A novel feature of this weekend’s Italian election is the introduction of seats in parliament to represent expatriates. Twelve seats in the lower house and six in the upper house will be filled by residents of four overseas constituencies, elected by the more than three million Italian registered voters who live abroad.
It is common for expats to have the right to vote in domestic elections, but to have dedicated seats is unusual.
The hundreds of thousands of British citizens who have taken up their EU rights to go and live in Spain may vote by post in British general elections, for example, but their votes are counted in the constituencies in which they used to live. Other countries, such as France, allow their citizens to cast their votes at French embassies abroad. Italy used to require its expats to return home to vote: this also has been changed to be replaced by postal voting.
And there was in fact a suggestion that Hungary would set up polling stations in neighbouring countries – in Romania and Slovakia, in particular – so that ethnic Hungarians, while technically citizens of those other countries, could also vote for the parliament in Budapest. This proposal aroused a lot of hostility from Hungary’s neighbours, afraid that this might be the first step down the road of redrawing the borders settled by the Trianon treaty of 1920, and was not in fact put into practice. This was in the early years after the end of Communism and there was a lot of uncertainty about what the future would hold: whether it would be marked by a reopening of all the old questions. The tragic experience of Yugoslavia shows that such fears were not necessarily misplaced.
But that’s a digression. The point is that there is an intersection between nationality, ethnicity and territory that provokes some interesting questions.
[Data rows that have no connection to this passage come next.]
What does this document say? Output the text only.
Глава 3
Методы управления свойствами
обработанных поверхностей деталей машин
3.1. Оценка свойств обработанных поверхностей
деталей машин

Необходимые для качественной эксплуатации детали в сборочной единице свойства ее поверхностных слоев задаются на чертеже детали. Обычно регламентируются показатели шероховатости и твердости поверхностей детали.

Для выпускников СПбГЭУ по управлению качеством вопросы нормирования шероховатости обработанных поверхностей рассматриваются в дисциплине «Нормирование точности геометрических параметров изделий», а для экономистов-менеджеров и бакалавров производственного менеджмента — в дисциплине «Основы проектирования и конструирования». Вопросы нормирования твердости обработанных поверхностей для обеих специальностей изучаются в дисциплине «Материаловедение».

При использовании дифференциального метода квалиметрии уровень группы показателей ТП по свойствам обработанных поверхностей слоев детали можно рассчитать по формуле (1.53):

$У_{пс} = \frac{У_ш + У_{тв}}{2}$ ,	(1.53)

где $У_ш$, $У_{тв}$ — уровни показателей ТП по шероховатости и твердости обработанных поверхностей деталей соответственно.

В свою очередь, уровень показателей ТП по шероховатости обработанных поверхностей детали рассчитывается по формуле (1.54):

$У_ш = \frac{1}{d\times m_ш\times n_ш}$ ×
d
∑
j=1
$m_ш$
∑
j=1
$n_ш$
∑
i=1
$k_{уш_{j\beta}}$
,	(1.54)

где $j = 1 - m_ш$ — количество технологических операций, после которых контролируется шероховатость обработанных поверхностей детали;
According to the BBC, (read the report here) there are 400,000 potential Italian voters in Argentina. Now they won’t all be first generation immigrants: many will be the descendents of such immigrants. They will have the right to vote in Italy even though they might never have been there. On the other hand, there will be foreigners legally and permanently resident in Italy who pay taxes and are affected by the decisions of the government in all sorts of ways but who have no vote. The Maastricht treaty gives the right to vote to the citizens of other EU member states but only in municipal and European elections – the most important elections, the national ones, stick out as an obvious gap in the rules.
There is a balance to be struck regarding the rights and duties of a country’s citizens who choose to live abroad, and there is an interesting contrast with the rights and duties of immigrants, too. We investigated this when working on the Citizens for Europe conference pack, to illustrate various points about the development of European citizenship. (You can read thr pack here citizensineurope.)
Now, it is one thing to extend the franchise to expats. It is another thing to create expat parliamentary seats. The ratio of parliamentary seats to population is much smaller for these expat seats than it is for domestic seats, which suggests that the people who introduced this new law knew that there was something fishy about it. I am not sure what the right solution is, but this one does not feel right.